Но, пожалуй, мало сказать, что Церковь отобрала и защитила книги Писания. Значение Церкви в истории Писания гораздо больше. Именно в самой Церкви Писание и формируется. Такие люди, как Марк или Лука, пишут Евангелия именно как члены новой общины, нового народа Божия. Не Иисус призвал их к этому — но Церковь. И пишут они не просто частные «воспоминания о пережитом», но выговаривают тот опыт восприятия таинства Христа, который хранила в себе апостольская община. Бог заключил некогда Завет не просто с Моисеем, но с народом Израиля. И Христос заключает Новый Завет не конкретно с Иоанном или Петром — но с новым Израилем («некогда не народ, а теперь — народ…»). Чтобы слово Божие можно было записать на пергаменте, его надо было расслышать сердцем. Библия — это Слово Бога, расслышанное людьми. Отделять Библию от Церкви — значит отдирать это Слово от людей, в своем вслушивании в веяние Духа родивших Писание. Так вот, по удивительно точному и дерзкому замечанию митр. Антония, «Библейский народ — это не народ, который читает Библию, верно хранит ее и возвещает ее. Подлинный народ Божий, народ библейский, подлинный народ евангельский должен быть такой общиной, которая могла бы сама написать Священное Писание, из собственного опыта дать ему начало, родить его. Если мы не такая община — мы не принадлежим поистине ни Библии, ни Евангелию» [[502]].

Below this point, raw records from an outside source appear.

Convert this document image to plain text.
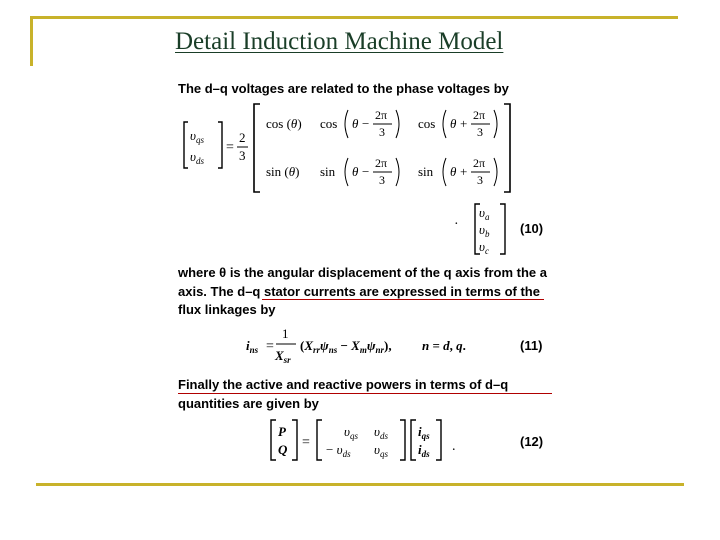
Detail Induction Machine Model
The d–q voltages are related to the phase voltages by
$\upsilon_{qs}$
$\upsilon_{ds}$
=
2
3
cos (θ) cos θ −
2π
3
cos θ +
2π
3
sin (θ) sin θ −
2π
3
sin θ +
2π
3
·
$\upsilon_a$
$\upsilon_b$
$\upsilon_c$
(10)
where θ is the angular displacement of the q axis from the a axis. The d–q stator currents are expressed in terms of the flux linkages by
$i_{ns}$ =
1
$X_{sr}$
$(X_{rr}\psi_{ns} - X_m\psi_{nr})$, n = d, q.	(11)
Finally the active and reactive powers in terms of d–q quantities are given by
P
Q =
$\upsilon_{qs}$ $\upsilon_{ds}$
− $\upsilon_{ds}$ $\upsilon_{qs}$
$i_{qs}$
$i_{ds}$ .	(12)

В истории израильского народа такой опыт потери Библии уже был: книги Моисея были забыты и восстановлены лишь после вавилонского плена, «обретены» Ездрой. Слушая Ездру, народ «вспомнил» Моисея. Духовная память народа, память Израиля воссоздала Тору. Если протестант не доверяет Церкви Новозаветной — то тем меньше у него оснований для доверия Церкви Ветхозаветной. Вот и ставит он себя своим церковноборчеством перед малоприятной дилеммой: либо он соглашается с элементарными доводами разума и признает, что библейский текст имел свою историю, — но при недоверии к духовному опыту Ветхозаветной Церкви он понуждается скатываться в беспредельность критицизма, все более и более десакрализуя и профанируя Священное Писание. Либо для того, чтобы избежать опасностей «библейского критицизма», ему приходится исповедовать, что Библия пришла с небес не в руки древних людей, а прямо в библиотеку какого–нибудь уважаемого пастора, а потому и не несет в себе никаких следов пребывания в человеческой среде. Если же, подобно православным, исходить из первичности народа Божия по отношению к священному Тексту, то при признании духовной аутентичности Церкви разных эпох не страшно допустить историчность Откровения.
И еще одна странность вытекает из отрицания протестантами церковного Предания: при определении библейского канона они вынуждены больше доверять иудеям, чем христианам. Ведь именно иудейский канон ветхозаветных книг они признали как границу Ветхого Завета. Книги, которыми не пользовались в средневековье евреи, но которые считали Боговдохновенными античные христиане, протестанты вычеркнули из Библии. Сегодня по рукописям Кумрана уже известно, что «неканонические» ветхозаветные книги были в употреблении у дохристианских израильских общин. Пишет о них и св. Афанасий Великий в своем знаменитом послании, определяющем библейский канон IV века: «Для большей точности присовокупляю, что кроме этих (канонических) книг есть и другие, невнесенные в канон, которые однако же установлено Отцами читать вновь приходящим и желающим огласиться словом благочестия» [[503]]. Странно, кстати, что протестанты отринули как раз миссионерскую литературу… И еще более странно, что авторитет раввинов оказался для них важнее авторитета Отцов Ранней Церкви.